I'm reminded today of being awoken early some years ago in a pleasant suburb of Karachi by the sound of pain. Screaming, as if by tortured children, penetrated my consciousness. Looking out of my window into neighbouring courtyards, lambs were suspended, heads down and bleating pitifully, awaiting the merciful flash of the knife, honed according to the Prophet's instructions and concealed from the victim before the single strike. No such awakenings this morning - here the business is transacted in the privacy of the slaughterhouse. 

At the risk of doing irremediable violence to the greatest of all modern Arab poets, I came across this today, the first day of Eid ul Adha, or Greater Eid, the Festival of Sacrifice.

I was in the beginning, and in the beginning was Poverty.
I died that bread may be eaten in my name; that they plant me in season.
How many lives will I live! For in every furrow of earth
I have become a future, I have become a seed.
I have become a race of men, in every human heart
A drop of my blood, or a little drop.

After they nailed me and I cast my eyes towards the city
I hardly recognised the plain, the wall, the cemetery;
As far as the eye could see, it was something
Like a forest in bloom. Wherever the vision could reach,
there was a cross, a grieving mother
The Lord be sanctified! This is the city about to give birth.
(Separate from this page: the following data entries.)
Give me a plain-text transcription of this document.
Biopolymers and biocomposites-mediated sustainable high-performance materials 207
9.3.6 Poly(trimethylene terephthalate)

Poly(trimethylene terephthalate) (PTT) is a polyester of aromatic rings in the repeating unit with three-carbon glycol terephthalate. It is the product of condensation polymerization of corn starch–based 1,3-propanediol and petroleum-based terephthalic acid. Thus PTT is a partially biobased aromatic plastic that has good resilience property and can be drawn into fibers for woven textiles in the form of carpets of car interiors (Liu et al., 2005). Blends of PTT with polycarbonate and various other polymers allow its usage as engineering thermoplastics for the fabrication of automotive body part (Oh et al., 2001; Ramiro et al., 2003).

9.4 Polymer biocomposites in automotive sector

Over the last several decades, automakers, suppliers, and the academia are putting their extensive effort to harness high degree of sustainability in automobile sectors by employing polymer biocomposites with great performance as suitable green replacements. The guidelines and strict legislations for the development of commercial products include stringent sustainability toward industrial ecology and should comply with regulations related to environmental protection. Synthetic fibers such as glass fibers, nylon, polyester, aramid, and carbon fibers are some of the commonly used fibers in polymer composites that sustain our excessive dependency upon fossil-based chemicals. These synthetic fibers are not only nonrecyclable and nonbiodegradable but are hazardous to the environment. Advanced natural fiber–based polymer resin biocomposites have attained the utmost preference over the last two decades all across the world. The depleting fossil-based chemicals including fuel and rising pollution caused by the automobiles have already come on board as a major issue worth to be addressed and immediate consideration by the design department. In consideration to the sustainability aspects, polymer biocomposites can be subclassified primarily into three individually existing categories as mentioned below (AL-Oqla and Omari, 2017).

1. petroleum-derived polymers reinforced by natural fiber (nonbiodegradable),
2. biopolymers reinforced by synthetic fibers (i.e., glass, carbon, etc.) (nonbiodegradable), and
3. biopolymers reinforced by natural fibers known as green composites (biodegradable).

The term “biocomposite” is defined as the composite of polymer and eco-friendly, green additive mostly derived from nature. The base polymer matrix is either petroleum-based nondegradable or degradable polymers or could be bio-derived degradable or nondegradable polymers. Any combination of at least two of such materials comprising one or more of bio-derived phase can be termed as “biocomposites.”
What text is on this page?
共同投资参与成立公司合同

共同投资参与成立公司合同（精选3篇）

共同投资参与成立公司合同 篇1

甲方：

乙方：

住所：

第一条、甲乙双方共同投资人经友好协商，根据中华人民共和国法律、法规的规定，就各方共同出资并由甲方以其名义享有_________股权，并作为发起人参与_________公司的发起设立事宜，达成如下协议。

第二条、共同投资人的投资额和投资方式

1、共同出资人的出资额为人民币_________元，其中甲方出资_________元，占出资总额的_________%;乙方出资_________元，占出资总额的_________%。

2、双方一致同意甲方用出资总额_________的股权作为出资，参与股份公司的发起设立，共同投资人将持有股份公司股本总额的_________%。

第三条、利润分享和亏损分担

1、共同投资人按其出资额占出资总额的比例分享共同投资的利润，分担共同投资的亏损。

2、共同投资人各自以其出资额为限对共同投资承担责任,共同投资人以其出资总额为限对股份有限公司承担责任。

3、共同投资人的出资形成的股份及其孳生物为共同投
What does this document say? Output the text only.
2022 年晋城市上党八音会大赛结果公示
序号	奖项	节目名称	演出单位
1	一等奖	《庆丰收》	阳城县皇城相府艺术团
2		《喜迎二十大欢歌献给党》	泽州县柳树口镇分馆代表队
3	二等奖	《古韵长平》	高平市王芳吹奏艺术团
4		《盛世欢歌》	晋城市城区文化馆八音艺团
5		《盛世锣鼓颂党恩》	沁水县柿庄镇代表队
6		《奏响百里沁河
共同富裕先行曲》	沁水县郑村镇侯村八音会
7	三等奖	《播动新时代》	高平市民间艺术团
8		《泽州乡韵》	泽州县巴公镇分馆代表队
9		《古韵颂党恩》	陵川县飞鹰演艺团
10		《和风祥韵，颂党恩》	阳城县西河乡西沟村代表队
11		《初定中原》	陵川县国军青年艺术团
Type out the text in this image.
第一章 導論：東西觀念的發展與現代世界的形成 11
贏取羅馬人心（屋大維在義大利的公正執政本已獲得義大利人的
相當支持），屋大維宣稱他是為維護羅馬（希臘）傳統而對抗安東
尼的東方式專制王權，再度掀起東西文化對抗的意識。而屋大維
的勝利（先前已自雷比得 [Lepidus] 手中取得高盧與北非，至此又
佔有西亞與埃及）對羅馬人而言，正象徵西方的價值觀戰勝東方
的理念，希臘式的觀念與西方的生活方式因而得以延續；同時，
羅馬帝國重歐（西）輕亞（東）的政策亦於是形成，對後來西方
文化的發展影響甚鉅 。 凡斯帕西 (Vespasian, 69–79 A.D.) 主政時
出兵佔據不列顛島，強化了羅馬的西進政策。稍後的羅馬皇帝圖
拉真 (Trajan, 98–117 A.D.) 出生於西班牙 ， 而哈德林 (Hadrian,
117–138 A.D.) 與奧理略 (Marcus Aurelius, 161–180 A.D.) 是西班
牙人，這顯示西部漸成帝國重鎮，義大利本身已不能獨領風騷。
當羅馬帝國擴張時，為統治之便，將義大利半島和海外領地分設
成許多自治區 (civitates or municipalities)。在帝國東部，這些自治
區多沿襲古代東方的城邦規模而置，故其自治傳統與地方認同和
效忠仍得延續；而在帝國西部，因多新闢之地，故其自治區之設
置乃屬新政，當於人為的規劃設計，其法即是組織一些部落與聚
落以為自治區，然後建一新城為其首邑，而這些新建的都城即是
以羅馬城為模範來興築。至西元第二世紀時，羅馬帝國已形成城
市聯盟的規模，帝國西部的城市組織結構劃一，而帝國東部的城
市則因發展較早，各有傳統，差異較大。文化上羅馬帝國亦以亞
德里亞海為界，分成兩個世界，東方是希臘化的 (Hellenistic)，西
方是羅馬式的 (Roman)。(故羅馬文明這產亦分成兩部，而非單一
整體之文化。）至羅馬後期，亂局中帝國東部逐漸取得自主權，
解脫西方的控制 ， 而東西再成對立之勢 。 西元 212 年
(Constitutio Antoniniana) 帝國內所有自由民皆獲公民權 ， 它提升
Badr Shakir al-Sayyab of Iraq, Christ after the Crucifixion

One-third of the sacrificial food today is given to the poor. Outside the mosques, the poor are fed, in accordance with the law. By contrast, the traditional nativity play was cancelled at a primary school in Nottingham and rescheduled for the New Year after parents were told it would interfere with the Eid festival, when it seemed many of the participants would be unavailable for rehearsals.